Non parliamo poi di Mimmo Paladino: centomila euro (di questi tempi!) spesi per una sorta di trasloco di marmi, con la brillantissima idea della croce in Santa Croce. Come si può pensare che un’opera calata dall’alto per qualche giorno, un’installazione che non ha nulla a che fare col vivo tessuto degli artisti attivi a Firenze possa ‘redimere’ la socialità malata di quel quartiere? Davvero qualcuno pensa che qualcosa cambierà? E cosa dire del consumismo che esibisce tonnellate di marmo, incurante delle polemiche sull’insostenibilità del crescente fabbisogno di quella pietra? O della coazione ad occuparsi sempre e solo delle quattro o cinque piazze consacrate dal turismo di massa? E sì che l’artista ha parlato proprio di arte e spazio pubblico in una delle ‘lectio’ (sì, nel programma si usa ‘lectio’ anche al plurale: il latino non è una macchina da soldi, dunque si può benissimo usarlo senza conoscerlo).

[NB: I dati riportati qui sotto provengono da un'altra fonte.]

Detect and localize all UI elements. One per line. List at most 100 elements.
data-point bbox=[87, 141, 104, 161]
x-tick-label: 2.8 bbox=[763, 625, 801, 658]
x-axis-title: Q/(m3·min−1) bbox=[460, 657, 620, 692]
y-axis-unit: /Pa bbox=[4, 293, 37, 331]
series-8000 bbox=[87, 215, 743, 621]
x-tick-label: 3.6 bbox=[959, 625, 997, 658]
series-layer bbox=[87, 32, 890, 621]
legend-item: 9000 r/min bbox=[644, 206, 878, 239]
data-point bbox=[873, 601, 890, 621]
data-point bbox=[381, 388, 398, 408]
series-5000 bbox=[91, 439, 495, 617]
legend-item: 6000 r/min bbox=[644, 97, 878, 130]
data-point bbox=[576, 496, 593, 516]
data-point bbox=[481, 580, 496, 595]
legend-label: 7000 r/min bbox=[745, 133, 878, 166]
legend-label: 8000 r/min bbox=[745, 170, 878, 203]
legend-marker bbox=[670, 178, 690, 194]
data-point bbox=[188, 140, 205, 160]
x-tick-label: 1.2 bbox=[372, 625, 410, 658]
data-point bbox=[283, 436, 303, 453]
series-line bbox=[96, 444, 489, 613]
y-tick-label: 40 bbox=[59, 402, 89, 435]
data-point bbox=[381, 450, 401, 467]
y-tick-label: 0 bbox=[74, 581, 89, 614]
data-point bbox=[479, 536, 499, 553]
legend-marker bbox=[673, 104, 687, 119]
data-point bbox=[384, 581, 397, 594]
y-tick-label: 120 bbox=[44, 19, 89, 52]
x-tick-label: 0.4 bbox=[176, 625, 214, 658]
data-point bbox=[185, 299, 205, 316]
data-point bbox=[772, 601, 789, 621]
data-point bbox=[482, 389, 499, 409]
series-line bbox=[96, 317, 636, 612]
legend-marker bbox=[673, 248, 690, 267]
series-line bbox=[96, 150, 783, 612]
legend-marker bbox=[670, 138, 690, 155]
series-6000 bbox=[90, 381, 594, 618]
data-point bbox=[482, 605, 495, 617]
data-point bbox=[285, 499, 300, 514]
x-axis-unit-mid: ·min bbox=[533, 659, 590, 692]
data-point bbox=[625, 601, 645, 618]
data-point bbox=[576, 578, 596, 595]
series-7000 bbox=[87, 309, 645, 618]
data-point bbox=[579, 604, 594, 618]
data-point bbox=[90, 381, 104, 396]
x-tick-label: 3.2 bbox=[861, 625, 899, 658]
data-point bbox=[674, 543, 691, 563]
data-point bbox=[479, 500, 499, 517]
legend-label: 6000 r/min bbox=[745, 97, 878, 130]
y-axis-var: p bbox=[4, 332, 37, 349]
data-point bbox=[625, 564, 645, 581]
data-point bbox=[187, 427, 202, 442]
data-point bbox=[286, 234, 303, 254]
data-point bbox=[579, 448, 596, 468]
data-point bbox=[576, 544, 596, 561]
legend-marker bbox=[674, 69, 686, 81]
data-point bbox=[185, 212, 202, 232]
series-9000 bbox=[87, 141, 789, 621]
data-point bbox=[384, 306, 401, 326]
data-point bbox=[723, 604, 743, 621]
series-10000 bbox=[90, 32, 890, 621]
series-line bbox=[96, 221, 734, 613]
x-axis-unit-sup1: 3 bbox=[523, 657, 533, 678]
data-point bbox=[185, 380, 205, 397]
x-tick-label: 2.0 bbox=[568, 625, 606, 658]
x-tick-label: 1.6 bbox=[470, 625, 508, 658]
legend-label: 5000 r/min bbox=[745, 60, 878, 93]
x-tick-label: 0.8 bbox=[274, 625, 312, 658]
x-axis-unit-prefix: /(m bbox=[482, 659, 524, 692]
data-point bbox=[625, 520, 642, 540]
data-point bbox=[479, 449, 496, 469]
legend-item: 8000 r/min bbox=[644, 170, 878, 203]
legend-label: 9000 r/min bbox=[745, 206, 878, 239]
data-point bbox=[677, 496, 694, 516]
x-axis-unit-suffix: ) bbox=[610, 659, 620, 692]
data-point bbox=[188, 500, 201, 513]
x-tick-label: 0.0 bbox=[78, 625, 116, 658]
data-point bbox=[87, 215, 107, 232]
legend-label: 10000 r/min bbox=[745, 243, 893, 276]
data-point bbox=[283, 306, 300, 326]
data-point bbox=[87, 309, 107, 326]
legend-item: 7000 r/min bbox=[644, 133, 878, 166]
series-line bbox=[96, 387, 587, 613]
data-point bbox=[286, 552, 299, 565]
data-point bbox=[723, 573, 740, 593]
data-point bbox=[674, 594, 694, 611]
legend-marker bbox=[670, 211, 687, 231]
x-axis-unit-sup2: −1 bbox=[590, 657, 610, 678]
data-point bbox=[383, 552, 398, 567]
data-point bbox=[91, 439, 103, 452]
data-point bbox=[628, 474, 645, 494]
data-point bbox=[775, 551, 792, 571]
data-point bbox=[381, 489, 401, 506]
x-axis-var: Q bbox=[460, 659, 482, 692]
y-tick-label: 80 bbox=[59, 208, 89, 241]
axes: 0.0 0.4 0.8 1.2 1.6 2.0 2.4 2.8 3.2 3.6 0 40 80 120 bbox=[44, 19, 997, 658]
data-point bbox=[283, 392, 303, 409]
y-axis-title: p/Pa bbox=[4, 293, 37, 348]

Se Florens vuole essere davvero utile a Firenze deve mettere in discussione il concetto di rendita, proporre modelli alternativi, defenestrare la nomenclatura del patrimonio, mettere le dita nelle piaghe, e i piedi nel piatto. Non produrre ‘eventi’, ma recuperare (materialmente e conoscitivamente) monumenti. Non distruggere contesti, ma ricrearli: per esempio dedicandosi a grandi complessi monumentali da ripopolare temporaneamente con le loro opere, facendo conoscere la complessità di un tessuto storico. Evadere dal ‘salotto’ del centro e invadere le periferie: vera frontiera del futuro.
Se si avrà il coraggio di voltare pagina, Florens potrebbe davvero servire. A cambiare Firenze.